The general safety of immune-enhancing lactic acid bacteria (LAB) strains Lactobacillus rhamnosus HN001 (DR20), Lb. acidophilus HN017, and Bifidobacterium lactis HN019 (DR10) was investigated in a feeding trial. Groups of BALB/c mice were orally administered test LAB strains or the commercial reference strain Lb. acidophilus LA-1 at 2.5 x 10(9), 5 x 10(10) or 2.5 x 10(12) colony forming units (CFU)/kg body weight/day for 4 weeks. Throughout this time, their feed intake, water intake, and live body weight were monitored. At the end of the 4 week observation period, samples of blood, liver, spleen, kidney, mesenteric lymph nodes, and gut tissues (ileum, caecum, and colon) were collected to determine: haematological parameters (red blood cell and platelet counts, haemoglobin concentration, mean corpuscular volume, mean corpuscular haemoglobin, and mean corpuscular haemoglobin concentration); differential leukocyte counts; blood biochemistry (plasma total protein, albumin, cholesterol, and glucose); mucosal histology (epithelial cell height, mucosal thickness, and villus height); and bacterial translocation to extra-gut tissues (blood, liver, spleen, kidney and mesenteric lymph nodes). DNA finger printing techniques were used to identify any viable bacterial strains recovered from these tissues. The results demonstrated that 4 weeks consumption of these LAB strains had no adverse effects on animals' general health status, haematology, blood biochemistry, gut mucosal histology parameters, or the incidence of bacterial translocation. A few viable LAB cells were recovered from the tissues of animals in both control and test groups, but DNA fingerprinting did not identify any of these as the inoculated strains. The results obtained in this study suggest that the potentially probiotic LAB strains HN001, HN017, and HN019 are non-toxic for mice and are therefore likely to be safe for human use.
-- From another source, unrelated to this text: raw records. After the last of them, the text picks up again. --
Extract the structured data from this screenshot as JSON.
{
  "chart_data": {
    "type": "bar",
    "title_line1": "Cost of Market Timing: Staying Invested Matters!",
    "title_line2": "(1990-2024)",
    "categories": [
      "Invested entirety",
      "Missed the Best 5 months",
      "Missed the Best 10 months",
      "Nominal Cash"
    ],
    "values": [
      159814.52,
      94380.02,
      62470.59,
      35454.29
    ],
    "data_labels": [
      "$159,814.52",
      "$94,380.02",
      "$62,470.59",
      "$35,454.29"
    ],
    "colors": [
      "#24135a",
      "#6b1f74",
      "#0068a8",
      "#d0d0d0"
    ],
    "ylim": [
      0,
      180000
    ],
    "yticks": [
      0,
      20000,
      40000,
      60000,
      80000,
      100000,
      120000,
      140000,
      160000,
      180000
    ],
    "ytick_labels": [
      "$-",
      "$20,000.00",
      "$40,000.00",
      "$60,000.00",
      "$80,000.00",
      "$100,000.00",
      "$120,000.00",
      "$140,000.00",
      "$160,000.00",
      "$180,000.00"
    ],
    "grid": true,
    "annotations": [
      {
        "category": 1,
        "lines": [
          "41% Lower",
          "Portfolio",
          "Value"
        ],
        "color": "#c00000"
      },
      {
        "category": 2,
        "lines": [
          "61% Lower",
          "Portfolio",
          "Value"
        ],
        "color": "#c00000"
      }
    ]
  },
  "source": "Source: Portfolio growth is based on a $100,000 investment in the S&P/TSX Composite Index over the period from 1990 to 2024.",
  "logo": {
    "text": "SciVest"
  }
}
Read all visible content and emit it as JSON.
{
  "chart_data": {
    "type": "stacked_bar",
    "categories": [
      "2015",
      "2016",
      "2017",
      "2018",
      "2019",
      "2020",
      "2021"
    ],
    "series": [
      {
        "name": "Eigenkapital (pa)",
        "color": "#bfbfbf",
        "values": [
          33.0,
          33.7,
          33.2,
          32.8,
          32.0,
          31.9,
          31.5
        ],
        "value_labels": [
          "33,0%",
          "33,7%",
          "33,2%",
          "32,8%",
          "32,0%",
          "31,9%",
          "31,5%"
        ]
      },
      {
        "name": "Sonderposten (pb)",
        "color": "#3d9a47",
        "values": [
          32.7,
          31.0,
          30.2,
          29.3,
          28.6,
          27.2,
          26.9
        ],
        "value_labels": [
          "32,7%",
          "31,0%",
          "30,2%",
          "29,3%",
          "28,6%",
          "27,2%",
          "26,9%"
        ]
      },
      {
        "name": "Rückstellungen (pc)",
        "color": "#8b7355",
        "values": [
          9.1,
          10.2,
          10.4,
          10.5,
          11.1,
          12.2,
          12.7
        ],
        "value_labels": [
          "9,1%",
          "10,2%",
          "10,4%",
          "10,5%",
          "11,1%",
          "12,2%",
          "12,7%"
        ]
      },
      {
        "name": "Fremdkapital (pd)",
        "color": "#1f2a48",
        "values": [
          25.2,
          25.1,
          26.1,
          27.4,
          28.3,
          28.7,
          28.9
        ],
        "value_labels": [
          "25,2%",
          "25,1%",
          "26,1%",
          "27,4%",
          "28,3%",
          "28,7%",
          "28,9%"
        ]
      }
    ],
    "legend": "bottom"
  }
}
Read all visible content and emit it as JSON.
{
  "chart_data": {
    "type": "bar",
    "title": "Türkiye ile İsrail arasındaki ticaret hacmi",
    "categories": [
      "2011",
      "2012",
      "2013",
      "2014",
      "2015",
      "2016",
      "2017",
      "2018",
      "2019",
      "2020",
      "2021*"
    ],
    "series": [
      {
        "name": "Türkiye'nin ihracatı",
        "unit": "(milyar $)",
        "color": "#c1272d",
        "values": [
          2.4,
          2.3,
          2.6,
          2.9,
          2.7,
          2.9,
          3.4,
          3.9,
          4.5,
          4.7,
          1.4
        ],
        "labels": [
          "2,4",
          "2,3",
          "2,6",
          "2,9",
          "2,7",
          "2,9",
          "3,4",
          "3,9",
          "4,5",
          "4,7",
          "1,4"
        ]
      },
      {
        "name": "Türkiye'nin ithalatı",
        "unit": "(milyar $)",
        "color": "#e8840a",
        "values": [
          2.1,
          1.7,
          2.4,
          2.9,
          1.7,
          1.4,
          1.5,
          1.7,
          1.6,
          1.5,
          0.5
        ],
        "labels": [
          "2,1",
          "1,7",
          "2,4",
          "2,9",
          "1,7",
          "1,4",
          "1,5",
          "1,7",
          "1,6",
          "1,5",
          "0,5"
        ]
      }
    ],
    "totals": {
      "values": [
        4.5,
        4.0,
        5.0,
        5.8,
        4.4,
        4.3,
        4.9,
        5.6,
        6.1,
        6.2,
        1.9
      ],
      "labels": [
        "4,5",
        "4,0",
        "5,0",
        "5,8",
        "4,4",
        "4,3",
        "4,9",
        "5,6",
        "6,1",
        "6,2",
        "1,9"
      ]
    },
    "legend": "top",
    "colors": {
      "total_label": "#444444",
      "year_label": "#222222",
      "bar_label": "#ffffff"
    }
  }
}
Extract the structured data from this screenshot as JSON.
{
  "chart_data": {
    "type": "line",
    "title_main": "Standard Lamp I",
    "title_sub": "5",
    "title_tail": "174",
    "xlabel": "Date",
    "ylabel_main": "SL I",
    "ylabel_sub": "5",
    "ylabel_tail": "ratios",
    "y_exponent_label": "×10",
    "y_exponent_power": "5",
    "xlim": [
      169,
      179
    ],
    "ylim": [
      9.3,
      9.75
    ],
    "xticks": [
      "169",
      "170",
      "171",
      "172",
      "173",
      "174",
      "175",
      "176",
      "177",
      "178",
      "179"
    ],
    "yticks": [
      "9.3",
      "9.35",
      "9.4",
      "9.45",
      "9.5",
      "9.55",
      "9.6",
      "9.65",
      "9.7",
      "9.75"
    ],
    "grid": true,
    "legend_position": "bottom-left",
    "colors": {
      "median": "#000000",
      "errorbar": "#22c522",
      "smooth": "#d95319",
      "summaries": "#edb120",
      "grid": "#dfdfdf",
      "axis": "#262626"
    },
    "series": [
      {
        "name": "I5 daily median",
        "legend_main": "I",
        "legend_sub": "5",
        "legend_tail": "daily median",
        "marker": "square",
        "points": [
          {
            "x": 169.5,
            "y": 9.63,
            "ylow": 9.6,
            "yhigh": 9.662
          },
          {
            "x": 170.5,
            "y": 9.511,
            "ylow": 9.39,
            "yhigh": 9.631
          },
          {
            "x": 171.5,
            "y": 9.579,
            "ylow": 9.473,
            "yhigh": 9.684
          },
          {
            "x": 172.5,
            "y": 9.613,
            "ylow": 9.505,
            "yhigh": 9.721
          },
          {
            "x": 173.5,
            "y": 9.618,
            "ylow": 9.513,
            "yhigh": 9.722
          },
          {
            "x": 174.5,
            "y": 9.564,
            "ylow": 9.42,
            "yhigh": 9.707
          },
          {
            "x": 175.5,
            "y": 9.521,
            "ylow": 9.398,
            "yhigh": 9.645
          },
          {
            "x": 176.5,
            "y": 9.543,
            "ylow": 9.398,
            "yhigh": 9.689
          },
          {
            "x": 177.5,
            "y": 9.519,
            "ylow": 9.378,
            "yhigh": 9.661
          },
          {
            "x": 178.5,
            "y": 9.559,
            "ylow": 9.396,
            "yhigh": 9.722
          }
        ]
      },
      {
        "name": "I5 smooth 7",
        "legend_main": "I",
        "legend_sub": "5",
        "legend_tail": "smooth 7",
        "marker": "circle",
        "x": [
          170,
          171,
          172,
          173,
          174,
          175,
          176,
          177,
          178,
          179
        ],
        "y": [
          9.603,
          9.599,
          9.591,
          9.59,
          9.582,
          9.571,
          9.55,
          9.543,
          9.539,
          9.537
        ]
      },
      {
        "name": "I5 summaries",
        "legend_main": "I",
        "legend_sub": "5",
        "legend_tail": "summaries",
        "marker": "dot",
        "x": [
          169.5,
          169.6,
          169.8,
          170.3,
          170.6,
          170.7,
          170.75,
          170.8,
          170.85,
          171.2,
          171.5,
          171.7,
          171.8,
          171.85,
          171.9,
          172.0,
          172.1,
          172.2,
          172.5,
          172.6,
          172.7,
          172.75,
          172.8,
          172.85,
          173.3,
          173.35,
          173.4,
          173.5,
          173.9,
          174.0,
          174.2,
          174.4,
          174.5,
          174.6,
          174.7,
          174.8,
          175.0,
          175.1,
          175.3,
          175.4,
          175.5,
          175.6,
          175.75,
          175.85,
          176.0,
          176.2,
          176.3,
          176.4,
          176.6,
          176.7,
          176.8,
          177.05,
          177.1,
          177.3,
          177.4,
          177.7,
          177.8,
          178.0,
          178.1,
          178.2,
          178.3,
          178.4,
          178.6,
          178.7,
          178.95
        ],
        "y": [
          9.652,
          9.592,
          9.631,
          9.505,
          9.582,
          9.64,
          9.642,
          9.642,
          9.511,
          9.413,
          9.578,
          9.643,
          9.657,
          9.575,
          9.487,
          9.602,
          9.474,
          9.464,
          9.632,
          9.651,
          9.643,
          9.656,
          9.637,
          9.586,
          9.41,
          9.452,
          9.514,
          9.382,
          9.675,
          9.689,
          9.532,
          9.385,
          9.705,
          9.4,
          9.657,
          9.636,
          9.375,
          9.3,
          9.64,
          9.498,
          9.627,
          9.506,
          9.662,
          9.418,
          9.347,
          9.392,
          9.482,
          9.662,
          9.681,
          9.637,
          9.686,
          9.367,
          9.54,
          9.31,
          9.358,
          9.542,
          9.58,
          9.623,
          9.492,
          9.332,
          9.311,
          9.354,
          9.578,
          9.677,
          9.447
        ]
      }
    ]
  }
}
Acute oral toxicity and bacterial translocation studies on potentially probiotic strains of lactic acid bacteria

Three potentially probiotic lactic acid bacteria (LAB) strains, Lactobacillus rhamnosus HN001 (DR20(TM)), Lb. acidophilus HN017 and Bifidobacterium lactis HN019 (DR10()), have recently been identified and characterized. The present study was designed to evaluate the acute oral toxicity of these strains to mice, and also to investigate bacterial translocation and gut mucosal pathology in BALB/c mice fed HN019, HN001 or HN017 for 8 consecutive days at a high dose of 10(11)cfu/mouse/day. Results showed that these probiotic strains had no adverse effect on general health status, feed intake, body weight gain and intestinal mucosal morphology (villus height, crypt depth, epithelial cell height and mucosal thickness). No viable bacteria were recovered from blood and tissue samples (mesenteric lymph nodes, liver and spleen) of mice, and no treatment-associated illness or death was observed. According to these results, the oral LD(50) of HN019, HN001 and HN017 is more than 50g/kg/day for mice, and their acceptable daily intake (ADI) value is 35g dry bacteria per day for a 70-kg person. This suggests that the probiotic strains HN019, HN001 and HN017 are non-pathogenic and likely to be safe for human consumption.